May 20-26, 2012, is National Dog Bite Prevention Week!
- RSVP for Dog Bite Prevention Week on Facebook
- Read the press release
- Listen to the podcast
- Listen to Victoria Stilwell’s dog bite prevention tips
- Listen to the Radio News Release (RNR)
- Watch the video
Did you know that …
- 4.7 million people in this country are bitten by dogs every year
- children are by far the most common victims
- 800,000 Americans receive medical attention for dog bites each year
- children are far more likely to be severely injured; approximately 400,000 receive medical attention every year
- most dog bites affecting young children occur during everyday activities and while interacting with familiar dogs
- senior citizens are the second most common dog bite victims
There are a number of things that you can do to avoid dog bites, ranging from properly training and socializing your pet to educating your children on how, or if, they should approach a dog. Information is one of the best cures for this public health crisis.
What’s a dog owner to do?
- Carefully select your pet. Puppies should not be obtained on impulse.
- Make sure your pet is socialized as a young puppy so it feels at ease around people and other animals.
- Don’t put your dog in a position where it feels threatened or teased.

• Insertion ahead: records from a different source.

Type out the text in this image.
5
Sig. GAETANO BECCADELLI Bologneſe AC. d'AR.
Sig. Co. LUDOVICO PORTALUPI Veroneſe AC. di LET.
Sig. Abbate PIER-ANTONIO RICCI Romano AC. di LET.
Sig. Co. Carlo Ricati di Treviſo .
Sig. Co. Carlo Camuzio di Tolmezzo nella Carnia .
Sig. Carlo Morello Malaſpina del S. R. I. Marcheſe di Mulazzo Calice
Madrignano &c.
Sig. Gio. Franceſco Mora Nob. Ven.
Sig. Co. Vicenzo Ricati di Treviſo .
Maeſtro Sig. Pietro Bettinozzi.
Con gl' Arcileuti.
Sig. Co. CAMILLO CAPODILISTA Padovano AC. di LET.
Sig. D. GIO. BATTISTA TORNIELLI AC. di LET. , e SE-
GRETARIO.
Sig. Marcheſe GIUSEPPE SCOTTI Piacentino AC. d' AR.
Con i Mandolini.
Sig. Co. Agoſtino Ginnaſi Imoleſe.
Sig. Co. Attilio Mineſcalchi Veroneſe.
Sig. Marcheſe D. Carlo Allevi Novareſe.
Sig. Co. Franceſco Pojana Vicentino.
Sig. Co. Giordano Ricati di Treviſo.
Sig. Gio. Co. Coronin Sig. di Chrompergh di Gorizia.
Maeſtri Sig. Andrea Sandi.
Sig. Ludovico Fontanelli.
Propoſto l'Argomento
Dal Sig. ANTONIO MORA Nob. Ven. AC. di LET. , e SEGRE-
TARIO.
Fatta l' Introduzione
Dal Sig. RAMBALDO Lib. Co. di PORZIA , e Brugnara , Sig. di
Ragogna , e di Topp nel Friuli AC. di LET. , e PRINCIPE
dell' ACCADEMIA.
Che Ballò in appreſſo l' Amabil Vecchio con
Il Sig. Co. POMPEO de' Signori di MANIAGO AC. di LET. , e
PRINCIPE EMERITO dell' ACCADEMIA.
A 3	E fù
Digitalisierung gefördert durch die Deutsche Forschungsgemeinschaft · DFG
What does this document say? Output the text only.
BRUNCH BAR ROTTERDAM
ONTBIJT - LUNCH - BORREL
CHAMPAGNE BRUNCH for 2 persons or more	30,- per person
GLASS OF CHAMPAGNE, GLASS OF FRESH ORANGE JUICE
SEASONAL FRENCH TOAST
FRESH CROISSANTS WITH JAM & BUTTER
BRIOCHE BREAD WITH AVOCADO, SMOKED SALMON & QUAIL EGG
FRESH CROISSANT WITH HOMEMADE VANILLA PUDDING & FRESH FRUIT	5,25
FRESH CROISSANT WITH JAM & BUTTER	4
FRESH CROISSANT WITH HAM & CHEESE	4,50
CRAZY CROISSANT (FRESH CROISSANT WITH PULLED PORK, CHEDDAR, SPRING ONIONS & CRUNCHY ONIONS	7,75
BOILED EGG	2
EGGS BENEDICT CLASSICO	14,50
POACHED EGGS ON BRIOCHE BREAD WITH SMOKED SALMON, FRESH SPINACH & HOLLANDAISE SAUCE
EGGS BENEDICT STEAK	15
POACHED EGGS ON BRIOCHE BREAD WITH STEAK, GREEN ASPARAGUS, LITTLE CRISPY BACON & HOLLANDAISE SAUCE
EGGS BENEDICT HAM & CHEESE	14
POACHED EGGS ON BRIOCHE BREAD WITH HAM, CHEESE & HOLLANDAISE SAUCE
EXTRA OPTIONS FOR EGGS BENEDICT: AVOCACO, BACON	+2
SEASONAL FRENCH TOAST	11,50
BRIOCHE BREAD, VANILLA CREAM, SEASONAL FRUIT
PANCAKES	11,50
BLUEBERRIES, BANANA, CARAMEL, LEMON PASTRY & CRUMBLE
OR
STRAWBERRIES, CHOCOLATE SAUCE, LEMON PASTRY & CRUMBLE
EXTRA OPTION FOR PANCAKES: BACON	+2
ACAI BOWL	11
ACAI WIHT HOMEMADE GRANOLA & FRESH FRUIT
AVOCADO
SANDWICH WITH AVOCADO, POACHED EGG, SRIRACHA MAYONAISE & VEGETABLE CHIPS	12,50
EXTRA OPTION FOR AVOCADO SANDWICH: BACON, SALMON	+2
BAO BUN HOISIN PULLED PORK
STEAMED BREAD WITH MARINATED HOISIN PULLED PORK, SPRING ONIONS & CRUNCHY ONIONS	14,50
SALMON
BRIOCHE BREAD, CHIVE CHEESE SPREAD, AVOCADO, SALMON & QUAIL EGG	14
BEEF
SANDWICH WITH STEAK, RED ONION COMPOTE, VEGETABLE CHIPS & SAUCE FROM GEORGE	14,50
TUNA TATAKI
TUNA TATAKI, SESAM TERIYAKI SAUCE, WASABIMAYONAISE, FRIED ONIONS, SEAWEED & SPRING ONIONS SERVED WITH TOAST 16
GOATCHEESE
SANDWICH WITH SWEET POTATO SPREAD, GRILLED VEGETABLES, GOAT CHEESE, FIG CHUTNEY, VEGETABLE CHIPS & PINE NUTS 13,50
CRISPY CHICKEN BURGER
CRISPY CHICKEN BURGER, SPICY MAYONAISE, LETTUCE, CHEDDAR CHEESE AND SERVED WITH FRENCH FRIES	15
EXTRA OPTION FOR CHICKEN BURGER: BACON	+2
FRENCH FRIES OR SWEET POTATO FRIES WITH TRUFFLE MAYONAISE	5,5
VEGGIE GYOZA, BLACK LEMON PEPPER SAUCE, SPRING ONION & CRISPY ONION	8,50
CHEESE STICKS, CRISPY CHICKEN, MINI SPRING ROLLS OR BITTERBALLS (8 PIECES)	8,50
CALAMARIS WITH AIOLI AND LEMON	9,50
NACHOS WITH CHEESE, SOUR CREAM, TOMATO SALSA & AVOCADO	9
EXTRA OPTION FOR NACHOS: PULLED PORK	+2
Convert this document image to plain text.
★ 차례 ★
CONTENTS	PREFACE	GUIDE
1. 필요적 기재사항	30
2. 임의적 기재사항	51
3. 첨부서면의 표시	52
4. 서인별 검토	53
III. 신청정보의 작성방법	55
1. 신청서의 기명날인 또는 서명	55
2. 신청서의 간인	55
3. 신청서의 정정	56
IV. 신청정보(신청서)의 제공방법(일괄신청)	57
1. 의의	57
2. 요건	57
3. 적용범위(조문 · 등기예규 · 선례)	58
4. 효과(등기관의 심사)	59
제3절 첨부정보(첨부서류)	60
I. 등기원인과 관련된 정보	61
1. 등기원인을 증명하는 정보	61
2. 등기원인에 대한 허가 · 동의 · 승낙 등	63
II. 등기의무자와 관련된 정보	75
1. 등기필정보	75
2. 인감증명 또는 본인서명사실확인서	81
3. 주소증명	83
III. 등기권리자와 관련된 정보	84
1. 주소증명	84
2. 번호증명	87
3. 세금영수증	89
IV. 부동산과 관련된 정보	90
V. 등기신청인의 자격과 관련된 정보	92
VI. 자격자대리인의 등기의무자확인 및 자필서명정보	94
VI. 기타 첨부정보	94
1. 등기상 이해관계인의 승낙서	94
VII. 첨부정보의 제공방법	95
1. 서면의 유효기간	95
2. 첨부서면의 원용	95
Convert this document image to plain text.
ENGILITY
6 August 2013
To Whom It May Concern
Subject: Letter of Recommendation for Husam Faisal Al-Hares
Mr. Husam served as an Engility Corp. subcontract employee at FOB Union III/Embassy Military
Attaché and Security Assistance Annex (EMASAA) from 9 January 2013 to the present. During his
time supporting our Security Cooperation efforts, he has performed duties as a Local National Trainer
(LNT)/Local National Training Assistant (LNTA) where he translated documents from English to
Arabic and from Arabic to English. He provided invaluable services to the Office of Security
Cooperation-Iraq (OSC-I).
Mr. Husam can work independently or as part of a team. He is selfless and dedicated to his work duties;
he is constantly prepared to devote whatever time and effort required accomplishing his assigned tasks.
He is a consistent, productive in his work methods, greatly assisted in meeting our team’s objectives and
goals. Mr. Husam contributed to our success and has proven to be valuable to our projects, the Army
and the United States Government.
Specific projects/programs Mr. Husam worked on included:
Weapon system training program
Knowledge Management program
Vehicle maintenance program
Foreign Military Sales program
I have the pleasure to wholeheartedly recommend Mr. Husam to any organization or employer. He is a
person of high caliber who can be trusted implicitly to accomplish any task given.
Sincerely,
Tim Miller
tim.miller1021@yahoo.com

- Train your dog. The basic commands “sit,” “stay,” “no,” and “come” help dogs understand what is expected of them and can be incorporated into fun activities that build a bond of trust between pets and people.
- Walk and execrcise your dog regularly to keep it healthy and provide mental stimulation.
- Avoid highly excitable games like wrestling or tug-of-war.
- Use a leash in public to ensure you are able to control your dog.
- Keep your dog healthy. Have your dog vaccinated against rabies and preventable infectious diseases. Parasite control and other health care are important because how your dog feels affects how it behaves.
- Neuter your pet.
- If you have a fenced yard, make sure the gates are secure.
How can you protect your family?
- Be cautious around strange dogs, and treat your own pet with respect. Because children are the most common victims of dog bites, parents and caregivers should:
- NEVER leave a baby or small child alone with a dog.
- Be alert for potentially dangerous situations.
- Teach their children – including toddlers – to be careful around pets. Children must learn not to approach strange dogs or try to pet dogs through fences. Teach children to ask permission from the dog’s owner before petting the dog.